“ÇOCUKLARIMIZ ÖLÜYOR”

GÜNCEL 13.01.2022 10:06:36 0
“ÇOCUKLARIMIZ ÖLÜYOR”

Cemaat yurdunda kalan ve intiharıyla ülkede gündeme oturan Enes Kara’nın ölümü hakkında dikkat çeken açıklamada bulunan Eğitim Sen Gazipaşa Temsilcisi Nuray Güler, “Gerici toplum inşa etme anlayışı çocuklarımızı öldürüyor!” dedi.

 

Fırat Üniversitesi Tıp Fakültesi 2. sınıf öğrencisi Enes Kara, Elazığ'da bir binanın 7. katından atlayarak yaşamına son verdi. 20 yaşındaki öğrenci, olaydan önce çektiği videosunda kaldığı cemaat yurdunda baskılara maruz kaldığını ve psikolojik olarak yorulduğunu söylemişti.

 

Eğitim Sen Gazipaşa Temsilcisi Nuray Güler, Enes’in intiharının ardından bir açıklama yaptı ve hükümete yüklendi. “Son yıllarda artarak devam eden gerici tarikat ve cemaat yurtlarındaki vakalara bir yenisi daha eklendi” diyerek açıklamasına başlayan Güler, “Enes Kara’nın intihar haberi yüreklerimizi burktu, kararttı. 20 yaşında bir Tıp Fakültesi öğrencisi Enes Kara, cemaat yurdundaki baskılara dayanamayıp intihar ediyor.
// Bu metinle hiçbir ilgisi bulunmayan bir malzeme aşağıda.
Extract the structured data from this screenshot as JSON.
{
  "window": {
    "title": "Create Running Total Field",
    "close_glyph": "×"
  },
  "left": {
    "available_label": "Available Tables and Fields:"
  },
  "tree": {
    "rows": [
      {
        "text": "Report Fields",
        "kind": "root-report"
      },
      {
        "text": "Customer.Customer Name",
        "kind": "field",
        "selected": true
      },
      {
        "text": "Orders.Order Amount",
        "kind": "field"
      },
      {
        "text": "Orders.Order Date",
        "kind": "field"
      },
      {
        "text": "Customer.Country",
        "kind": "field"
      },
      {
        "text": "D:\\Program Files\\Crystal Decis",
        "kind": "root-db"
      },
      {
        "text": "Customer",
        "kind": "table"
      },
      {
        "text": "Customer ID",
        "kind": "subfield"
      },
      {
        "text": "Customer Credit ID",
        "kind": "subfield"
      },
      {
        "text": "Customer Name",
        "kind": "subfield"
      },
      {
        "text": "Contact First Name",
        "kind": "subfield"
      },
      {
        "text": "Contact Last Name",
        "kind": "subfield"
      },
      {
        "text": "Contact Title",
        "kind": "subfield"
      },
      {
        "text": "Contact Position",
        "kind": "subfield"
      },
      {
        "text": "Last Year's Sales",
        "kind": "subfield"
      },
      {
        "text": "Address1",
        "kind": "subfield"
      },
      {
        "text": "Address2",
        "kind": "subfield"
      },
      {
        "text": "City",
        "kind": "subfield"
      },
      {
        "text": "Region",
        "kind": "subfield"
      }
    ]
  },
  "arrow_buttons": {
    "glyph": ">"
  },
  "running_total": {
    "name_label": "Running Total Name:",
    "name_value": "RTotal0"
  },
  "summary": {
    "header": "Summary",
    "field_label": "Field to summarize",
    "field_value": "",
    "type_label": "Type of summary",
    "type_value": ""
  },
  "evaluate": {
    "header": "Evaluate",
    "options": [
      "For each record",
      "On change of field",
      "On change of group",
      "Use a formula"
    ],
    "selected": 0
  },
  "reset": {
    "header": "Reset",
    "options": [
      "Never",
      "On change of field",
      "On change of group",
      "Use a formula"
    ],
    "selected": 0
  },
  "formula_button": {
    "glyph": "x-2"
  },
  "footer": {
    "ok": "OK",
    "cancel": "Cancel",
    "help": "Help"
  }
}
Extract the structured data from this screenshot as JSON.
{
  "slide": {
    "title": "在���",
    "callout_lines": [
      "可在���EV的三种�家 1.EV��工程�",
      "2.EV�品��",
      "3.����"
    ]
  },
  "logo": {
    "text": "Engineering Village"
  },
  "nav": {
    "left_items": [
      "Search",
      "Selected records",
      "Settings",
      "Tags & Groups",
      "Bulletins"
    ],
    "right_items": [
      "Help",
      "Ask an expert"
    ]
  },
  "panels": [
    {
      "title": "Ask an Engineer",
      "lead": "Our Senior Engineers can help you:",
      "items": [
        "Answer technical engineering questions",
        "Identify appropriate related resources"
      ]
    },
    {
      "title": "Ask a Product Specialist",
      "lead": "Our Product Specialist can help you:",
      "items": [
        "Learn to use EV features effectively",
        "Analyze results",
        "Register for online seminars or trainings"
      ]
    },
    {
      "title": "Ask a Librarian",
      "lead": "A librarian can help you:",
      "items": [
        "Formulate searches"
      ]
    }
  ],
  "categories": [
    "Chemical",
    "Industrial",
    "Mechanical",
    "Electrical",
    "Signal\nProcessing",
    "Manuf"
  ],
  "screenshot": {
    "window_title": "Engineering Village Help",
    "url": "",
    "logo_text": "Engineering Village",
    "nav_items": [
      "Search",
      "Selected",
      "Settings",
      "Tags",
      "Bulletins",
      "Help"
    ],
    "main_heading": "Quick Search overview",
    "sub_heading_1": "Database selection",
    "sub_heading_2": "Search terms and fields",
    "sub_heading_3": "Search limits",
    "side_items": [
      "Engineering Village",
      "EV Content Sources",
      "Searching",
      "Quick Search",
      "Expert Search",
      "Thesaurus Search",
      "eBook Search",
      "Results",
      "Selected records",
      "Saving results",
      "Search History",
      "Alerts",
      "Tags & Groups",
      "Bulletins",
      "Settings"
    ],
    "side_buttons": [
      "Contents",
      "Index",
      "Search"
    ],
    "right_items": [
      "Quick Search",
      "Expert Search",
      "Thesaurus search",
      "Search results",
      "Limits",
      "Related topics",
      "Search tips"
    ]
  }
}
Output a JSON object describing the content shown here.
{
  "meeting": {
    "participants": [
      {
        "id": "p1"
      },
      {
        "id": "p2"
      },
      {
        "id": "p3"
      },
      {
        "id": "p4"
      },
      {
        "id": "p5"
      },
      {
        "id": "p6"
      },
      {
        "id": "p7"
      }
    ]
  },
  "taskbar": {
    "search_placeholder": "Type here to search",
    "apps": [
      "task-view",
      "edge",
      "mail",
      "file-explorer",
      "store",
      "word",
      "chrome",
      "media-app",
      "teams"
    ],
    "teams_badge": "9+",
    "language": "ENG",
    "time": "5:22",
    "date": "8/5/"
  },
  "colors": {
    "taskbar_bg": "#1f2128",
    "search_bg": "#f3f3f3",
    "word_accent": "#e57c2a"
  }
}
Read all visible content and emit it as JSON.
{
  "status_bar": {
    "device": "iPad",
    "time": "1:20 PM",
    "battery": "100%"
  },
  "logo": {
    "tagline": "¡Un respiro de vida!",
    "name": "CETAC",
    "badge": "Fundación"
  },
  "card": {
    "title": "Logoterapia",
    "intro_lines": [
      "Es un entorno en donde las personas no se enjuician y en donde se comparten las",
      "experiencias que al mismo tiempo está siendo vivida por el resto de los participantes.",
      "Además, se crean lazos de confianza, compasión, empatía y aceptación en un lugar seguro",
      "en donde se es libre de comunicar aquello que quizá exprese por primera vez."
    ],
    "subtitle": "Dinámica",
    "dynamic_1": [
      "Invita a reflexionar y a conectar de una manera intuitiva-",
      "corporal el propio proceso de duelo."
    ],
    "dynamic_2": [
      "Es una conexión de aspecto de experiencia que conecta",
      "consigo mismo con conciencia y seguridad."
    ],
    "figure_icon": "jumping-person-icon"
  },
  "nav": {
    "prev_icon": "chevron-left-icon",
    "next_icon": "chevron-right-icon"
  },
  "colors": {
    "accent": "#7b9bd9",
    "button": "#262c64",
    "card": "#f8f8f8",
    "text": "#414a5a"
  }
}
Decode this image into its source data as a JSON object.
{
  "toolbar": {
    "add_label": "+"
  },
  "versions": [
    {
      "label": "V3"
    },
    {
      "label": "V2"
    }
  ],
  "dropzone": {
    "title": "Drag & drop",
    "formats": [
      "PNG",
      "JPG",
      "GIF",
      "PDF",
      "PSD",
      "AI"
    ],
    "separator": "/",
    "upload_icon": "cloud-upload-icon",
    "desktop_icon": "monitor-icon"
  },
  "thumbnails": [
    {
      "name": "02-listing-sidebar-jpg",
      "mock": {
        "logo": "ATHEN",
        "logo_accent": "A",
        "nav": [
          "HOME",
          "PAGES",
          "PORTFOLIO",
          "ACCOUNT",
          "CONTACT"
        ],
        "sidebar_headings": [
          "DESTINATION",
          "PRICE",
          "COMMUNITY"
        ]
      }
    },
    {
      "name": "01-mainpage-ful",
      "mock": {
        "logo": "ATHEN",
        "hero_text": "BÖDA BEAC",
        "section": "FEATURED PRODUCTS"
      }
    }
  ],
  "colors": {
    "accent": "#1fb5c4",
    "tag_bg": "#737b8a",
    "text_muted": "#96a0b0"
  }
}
Ölmeden öncede durumun vahametini anlatan bir videoyu arkasında bırakarak. Ülkenin her tarafı; izinli ama, çok büyük çoğunluğu kaçak ve izinsiz cemaat ve tarikat yurtları ile dolu. Aladağ’ da, Karaman’da,  Kaimder’de,  Alimder’de ve daha birçok yurtta yaşananlar toplum hafızasında yerini korurken; Elazığ’da bir tıp öğrencisinin cemaat yurdundaki baskılara dayanamayıp intihar etme haberini aldık.

 

ARTIK YETER…

 

Kamusal ve Laik eğitim anlayışından hızla uzaklaşan iktidarın, gerici vakıflardan eğitimin tepe noktasına kadar gerici toplum inşa etme politikaların sonucu gençler bu yurtlarda, intihar ediyor, tacize uğruyor ve öldürülüyor. En son Antalya Alimder yurdunda bir genç, satırlı saldırı sonucu hayatını kaybetmişti. Bu yurt kaçak ve izinsiz işletilen bir yurttu ve açılışını Dış İşleri Bakanı Mevlüt Çavuşoğlu’nun yaptığı haberleri basında yer aldı. Türgev, Tügva, Ensar, Semerkand, ve İlim Yayma Cemiyetleri gibi vakıflara ait beş yüzün üzerinde yurt bulunurken, izinsiz ve kaçak yurt sayıları on binlerle anılmaktadır. Bu nedenle eğitim çağındaki çocuklarımız kimlere ve hangi zihniyete teslim edilmiş sorularını toplum olarak soruyoruz…

 

“ÖLÜM VE İSTİSMARLARI KANIKSAMAYACAĞIZ”

 

Oysa Laik, sosyal hukuk devletinde tüm çocuklar Devletin –Kamunun- himayesinde ve denetimindedir. Devlet gerekli önlemleri alarak bütün yoksul halk çocuklarının barınma ihtiyacını gidermelidir. Kamusal eğitimin de gereği budur. Ancak iktidar bunu bilinçli bir şekilde yapmayarak çocuklarımızı cemaat ve tarikatların kucağına itmektedir. Bu kabul edilemez. Daha önce birçok tarikat yurdunda yaşanan, ölümler, cinsel istismarlar konusunda sesiz kalan, “bir kereden bir şey olmaz” diyen zihniyetin çocuklarımızın hayatını yok eden gerici politik uygulamalarına artık yeter. Bu ölüm ve istismarları kanıksamayacağız, susmayacağız. Kamusal, laik, demokratik, eşit, bilimsel ve anadilinde eğitim temelli bir inşa için mücadeleye devam edeceğiz” dedi.